M. André Fosset appelle l'attention de M. le Premier ministre sur le fait que 1,3 million de personnes âgées de plus de soixante-cinq ans bénéficient uniquement du minimum vieillesse soit, pour une personne seule, environ 3 000 francs par mois. Parmi ces personnes figurent une majorité de femmes veuves et âgées ou de femmes ayant eu une carrière professionnelle courte. C'est parmi elles que l'on trouve de nombreuses bénéficiaires de pensions de réversion très faibles, notamment beaucoup de mères de famille qui ont, quelquefois sans autre choix, consacré exclusivement leur énergie et leur capacité à élever leurs enfants.
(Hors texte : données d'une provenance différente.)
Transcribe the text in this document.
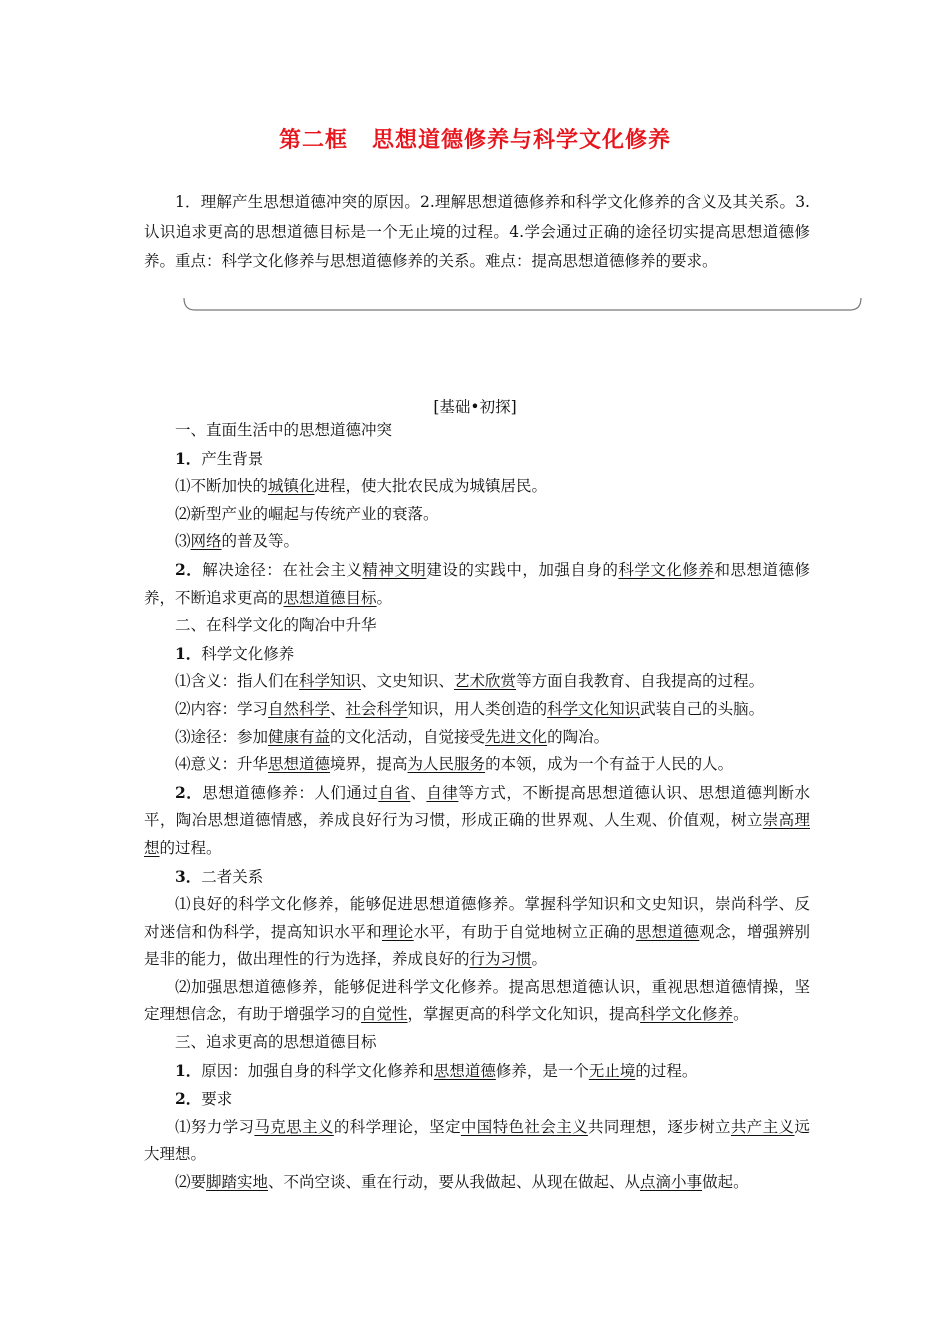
第二框 思想道德修养与科学文化修养

1．理解产生思想道德冲突的原因。2.理解思想道德修养和科学文化修养的含义及其关系。3.认识追求更高的思想道德目标是一个无止境的过程。4.学会通过正确的途径切实提高思想道德修养。重点：科学文化修养与思想道德修养的关系。难点：提高思想道德修养的要求。

[基础•初探]

一、直面生活中的思想道德冲突

1．产生背景

⑴不断加快的城镇化进程，使大批农民成为城镇居民。

⑵新型产业的崛起与传统产业的衰落。

⑶网络的普及等。

2．解决途径：在社会主义精神文明建设的实践中，加强自身的科学文化修养和思想道德修养，不断追求更高的思想道德目标。

二、在科学文化的陶冶中升华

1．科学文化修养

⑴含义：指人们在科学知识、文史知识、艺术欣赏等方面自我教育、自我提高的过程。

⑵内容：学习自然科学、社会科学知识，用人类创造的科学文化知识武装自己的头脑。

⑶途径：参加健康有益的文化活动，自觉接受先进文化的陶冶。

⑷意义：升华思想道德境界，提高为人民服务的本领，成为一个有益于人民的人。

2．思想道德修养：人们通过自省、自律等方式，不断提高思想道德认识、思想道德判断水平，陶冶思想道德情感，养成良好行为习惯，形成正确的世界观、人生观、价值观，树立崇高理想的过程。

3．二者关系

⑴良好的科学文化修养，能够促进思想道德修养。掌握科学知识和文史知识，崇尚科学、反对迷信和伪科学，提高知识水平和理论水平，有助于自觉地树立正确的思想道德观念，增强辨别是非的能力，做出理性的行为选择，养成良好的行为习惯。

⑵加强思想道德修养，能够促进科学文化修养。提高思想道德认识，重视思想道德情操，坚定理想信念，有助于增强学习的自觉性，掌握更高的科学文化知识，提高科学文化修养。

三、追求更高的思想道德目标

1．原因：加强自身的科学文化修养和思想道德修养，是一个无止境的过程。

2．要求

⑴努力学习马克思主义的科学理论，坚定中国特色社会主义共同理想，逐步树立共产主义远大理想。

⑵要脚踏实地、不尚空谈、重在行动，要从我做起、从现在做起、从点滴小事做起。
Le chômage place aussi de nombreux salariés dits " âgés " à être privés d'emploi. Certaines femmes devenant veuves sont sans travail avec des ressources très faibles, ne pouvant percevoir une pension de réversion du régime général de la sécurité sociale, avant d'avoir atteint l'âge de cinquante-cinq ans. C'est dans cette perspective qu'il lui demande la suite qu'il envisage de réserver à la requête présentée par l'Union confédérale des retraités CFDT au Président de la République tendant au relèvement du taux des pensions de réversion pour le porter rapidement à 66 p. 100 avec une harmonisation des règles de cumul. Une première étape significative pourrait être réalisée pour les pensions les plus faibles et celles antérieurement liquidées.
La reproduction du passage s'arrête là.